TRAP1 downregulation in human ovarian cancer enhances invasion and epithelial-mesenchymal transition.

Ovarian cancer (OC) is the second leading cause of gynecological cancer death worldwide. Although the list of biomarkers is still growing, molecular mechanisms involved in OC development and progression remain elusive. We recently demonstrated that lower expression of the molecular chaperone TRAP1 in OC patients correlates with higher tumor grade and stage, and platinum resistance.
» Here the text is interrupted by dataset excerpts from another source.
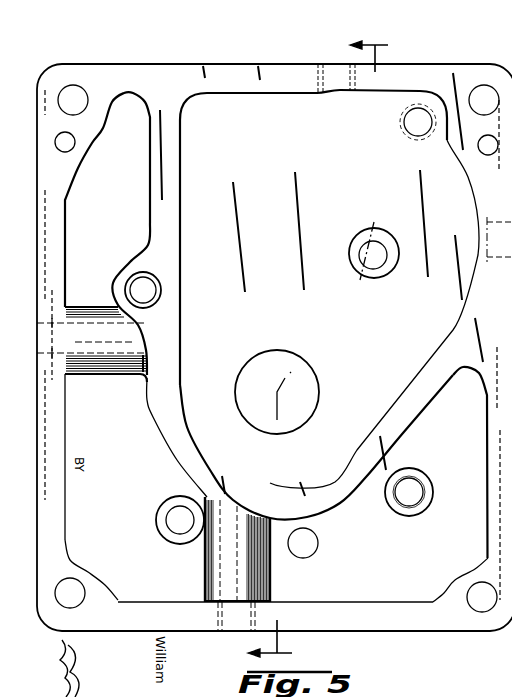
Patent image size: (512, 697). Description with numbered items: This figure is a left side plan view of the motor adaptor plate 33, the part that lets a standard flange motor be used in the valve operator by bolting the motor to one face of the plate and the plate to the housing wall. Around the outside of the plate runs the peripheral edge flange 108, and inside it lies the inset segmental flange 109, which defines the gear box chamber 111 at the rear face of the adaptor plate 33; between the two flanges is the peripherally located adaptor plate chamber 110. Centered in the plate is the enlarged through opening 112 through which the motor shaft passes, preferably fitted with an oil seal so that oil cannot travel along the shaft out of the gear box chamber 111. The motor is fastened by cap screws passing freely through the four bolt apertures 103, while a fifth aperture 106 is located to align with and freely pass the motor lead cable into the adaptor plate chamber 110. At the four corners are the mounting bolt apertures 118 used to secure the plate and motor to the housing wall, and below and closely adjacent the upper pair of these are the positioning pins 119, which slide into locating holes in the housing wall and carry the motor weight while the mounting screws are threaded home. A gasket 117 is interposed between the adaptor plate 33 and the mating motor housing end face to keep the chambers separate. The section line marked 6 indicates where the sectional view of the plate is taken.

The adaptor plate 33 is at (511, 632).
The bolt apertures 103 is at (142, 281).
The fifth aperture 106 is at (313, 552).
The peripheral edge flange 108 is at (281, 75).
The inset segmental flange 109 is at (184, 380).
The adaptor plate chamber 110 is at (409, 553).
The gear box chamber 111 is at (349, 204).
The through opening 112 is at (270, 357).
The gasket 117 is at (389, 603).
The mounting bolt apertures 118 is at (73, 85).
The positioning pins 119 is at (75, 141).
The section line 6- 6 is at (330, 350).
Herein we show that TRAP1 is often deleted in high-grade serous OC patients (N=579), and that TRAP1 expression is correlated with the copy number, suggesting this could be one of the driving mechanisms for the loss of TRAP1 expression in OC. At molecular level, downregulation of TRAP1 associates with higher expression of p70S6K, a kinase frequently active in OC with emerging roles in cell migration and tumor metastasis. Indeed, TRAP1 silencing in different OC cells induces upregulation of p70S6K expression and activity, enhancement of cell motility and epithelial-mesenchymal transition (EMT). Consistently, in a large cohort of OC patients, TRAP1 expression is reduced in tumor metastases and directly correlates with the epithelial marker E-Cadherin, whereas it inversely correlates with the transcription factor Slug and the matrix metallopeptidases 2 and 9. Strikingly, pharmacological inhibition of p70S6K reverts the high motility phenotype of TRAP1 knock-down cells. However, although p70S6K inhibition or silencing reduces the expression of the transcription factors Snail and Slug, thus inducing upregulation of E-Cadherin expression, it is unable to revert EMT induced by TRAP1 silencing; furthermore, p70S6K did not show any significant correlation with EMT genes in patients, nor with overall survival or tumor stage, suggesting an independent and predominant role for TRAP1 in OC progression. Altogether, these results may provide novel approaches in OC with reduced TRAP1 expression, which could be resistant to therapeutic strategies based on the inhibition of the p70S6K pathway, with potential future intervention in OC invasion and metastasis.